Photo: HBO

Veep Ends Season 3 In Some Doubt As To What Winning And Losing Look Like

And...whether there's much of a difference.

When Veep’s second season ended with the show's (never-seen) President announcing that he would not be running for re-election, Selina and her staff got excited, and the viewer got concerned. Though Selina's victories aren't as rare as they used to be, they're still usually spaced pretty far apart, and the idea that she might triumph in this particular pursuit seemed particularly remote. I mean, we know she's in a show called Veep, but she doesn't. Now, as Selina ends her third season having actually been sworn in as President, we can still feel pretty certain that this is just temporary. For all of our "heroes," it's definitely already awful.
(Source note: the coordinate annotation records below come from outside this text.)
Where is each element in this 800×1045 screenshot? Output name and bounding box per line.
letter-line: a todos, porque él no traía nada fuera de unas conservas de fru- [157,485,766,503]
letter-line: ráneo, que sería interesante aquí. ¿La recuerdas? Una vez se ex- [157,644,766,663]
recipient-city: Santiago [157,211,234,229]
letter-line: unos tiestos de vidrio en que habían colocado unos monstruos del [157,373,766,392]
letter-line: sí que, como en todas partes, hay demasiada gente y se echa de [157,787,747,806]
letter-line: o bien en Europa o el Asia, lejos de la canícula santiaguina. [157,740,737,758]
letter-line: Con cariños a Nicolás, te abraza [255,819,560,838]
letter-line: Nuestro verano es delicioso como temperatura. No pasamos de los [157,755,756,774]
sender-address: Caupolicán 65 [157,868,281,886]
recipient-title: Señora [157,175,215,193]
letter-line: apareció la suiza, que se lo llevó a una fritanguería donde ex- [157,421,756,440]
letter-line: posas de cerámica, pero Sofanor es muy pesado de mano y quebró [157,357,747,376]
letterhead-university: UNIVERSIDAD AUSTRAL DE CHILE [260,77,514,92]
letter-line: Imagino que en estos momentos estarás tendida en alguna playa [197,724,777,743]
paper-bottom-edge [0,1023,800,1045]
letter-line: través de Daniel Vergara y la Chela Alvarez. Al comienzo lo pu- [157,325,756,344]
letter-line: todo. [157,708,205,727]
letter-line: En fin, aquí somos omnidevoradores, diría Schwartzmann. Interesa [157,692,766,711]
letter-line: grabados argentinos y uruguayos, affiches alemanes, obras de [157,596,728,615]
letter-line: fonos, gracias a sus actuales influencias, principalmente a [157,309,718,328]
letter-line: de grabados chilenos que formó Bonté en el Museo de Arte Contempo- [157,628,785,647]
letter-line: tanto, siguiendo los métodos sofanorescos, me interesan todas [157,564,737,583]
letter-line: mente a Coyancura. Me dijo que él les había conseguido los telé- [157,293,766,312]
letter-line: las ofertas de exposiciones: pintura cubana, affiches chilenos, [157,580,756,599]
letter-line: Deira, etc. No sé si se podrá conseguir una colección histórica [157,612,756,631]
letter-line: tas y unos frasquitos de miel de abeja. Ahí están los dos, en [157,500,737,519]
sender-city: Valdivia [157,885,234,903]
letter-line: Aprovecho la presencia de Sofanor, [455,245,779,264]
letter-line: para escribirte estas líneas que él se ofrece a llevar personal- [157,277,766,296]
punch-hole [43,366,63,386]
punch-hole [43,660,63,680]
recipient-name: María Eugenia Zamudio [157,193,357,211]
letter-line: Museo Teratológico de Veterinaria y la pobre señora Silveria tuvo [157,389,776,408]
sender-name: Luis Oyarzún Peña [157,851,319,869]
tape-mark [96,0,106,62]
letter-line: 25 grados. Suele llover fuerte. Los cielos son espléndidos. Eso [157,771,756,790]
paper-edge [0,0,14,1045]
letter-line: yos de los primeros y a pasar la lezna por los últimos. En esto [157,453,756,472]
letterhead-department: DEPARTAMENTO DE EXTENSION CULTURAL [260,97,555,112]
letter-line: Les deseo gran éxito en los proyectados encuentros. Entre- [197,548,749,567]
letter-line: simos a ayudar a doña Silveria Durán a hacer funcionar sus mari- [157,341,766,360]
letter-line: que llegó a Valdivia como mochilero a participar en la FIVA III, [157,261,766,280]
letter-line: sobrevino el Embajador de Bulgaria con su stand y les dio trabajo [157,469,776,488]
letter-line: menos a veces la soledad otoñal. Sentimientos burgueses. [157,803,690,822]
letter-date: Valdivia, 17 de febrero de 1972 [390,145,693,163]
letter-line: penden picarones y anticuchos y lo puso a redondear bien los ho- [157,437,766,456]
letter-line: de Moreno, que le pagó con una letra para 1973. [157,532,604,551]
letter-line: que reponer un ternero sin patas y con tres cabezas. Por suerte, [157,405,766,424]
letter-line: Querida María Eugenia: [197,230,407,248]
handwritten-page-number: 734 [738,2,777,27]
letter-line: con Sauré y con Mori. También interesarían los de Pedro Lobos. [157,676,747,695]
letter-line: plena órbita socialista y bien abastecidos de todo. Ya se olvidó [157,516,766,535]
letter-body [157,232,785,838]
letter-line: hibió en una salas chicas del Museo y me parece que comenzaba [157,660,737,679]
Most of us will never run for any kind of public office, but if we'd been considering it even idly, surely Season 3 of Veep has changed our minds by now. God, it looks terrible. When you're not trying to manage the goofs you pay to ingratiate you to the voting public, you're having direct contact with the even bigger morons you hope are going to vote for you and pretending they don't make you sick. You're kissing up to weird tech billionaires, condescending foreign leaders, the opposing candidates you know you'll have to cultivate if you end up beating them, and even the sex idiot your campaign hired to keep you relaxed and happy might find a different way to fuck you by letting his bizarre personal beliefs enter (heh) the public record and taint (hee hee) your campaign. Power would have to be pretty great to warrant this kind of hassle.

Heading into the two-part finale, though, things are looking okay for Team Selina. Her accidental racist flub at the debate let her pull ahead of her opponents, and the acquisition of a titanium-lined crate for her to stand on at campaign events has apparently given her a new excitement for the trail. (As a fellow short, I can attest to how exciting it is to see what the world looks like from just a slightly higher vantage point.) Then she talks a bunch of shit about cheap donors into the recording phone a pompous reporter has left behind. He reports it on his paper's blog; she assumes this means her candidacy is totally doomed; and then Kent brings word that, due to FLOTUS's suicide attempt, the President has decided to resign early to care for her, which means that Selina will be sworn in early. So much for the weepy self-pity that was making her seem really empathetic at a photo op with a pair of troubled New Hampshire immigrants. (The hysterics that Selina and Gary get into in the shelter bathroom make for one of her most human moments of the season, while also being completely hilarious. I mean, why does Leviathan II contain a magnifying glass, of all goddamn things?)

This occurs at the end of the first of the night's two episodes, which would have made it a very suspenseful cliffhanger of a season finale, as we all spent the next year thinking that POTUS would take it all back before the show's return. But no, the actual finale shows Selina getting sworn in, not once but twice. She really did it. She's actually President! But...how will this even work on a show called Veep?! Oh, right: she's still got to run for the party's nomination, and due to some fuckups within the first hours of her presidency -- firing the wrong Cabinet member and pissing off Iran, plus some embarrassingly squeaky Louboutins -- she ends the New Hampshire primary in third place. Out of three. So she could still end up a lame-duck President and Chung's running mate...and that might be the best-case scenario.

It's kind of impossible to enumerate all the elements that make Veep great without choking the funny out of it, so please just trust me when I say that, as summer narrows your TV options, a Veep marathon starting with Season 1 would be an excellent use of your time. It's mean, profane, nasty; no one learns anything; every single performer shines, even in the tiniest roles; and even the biggest dick of a character is loved enough by someone to have had this astonishingly great portrait made and hung at his mom's house.

Screen: HBO

The show started as the story of a basically useless politician frustrated by her lack of influence; and even though she's President now, it...still, amazingly, is. It's perfect.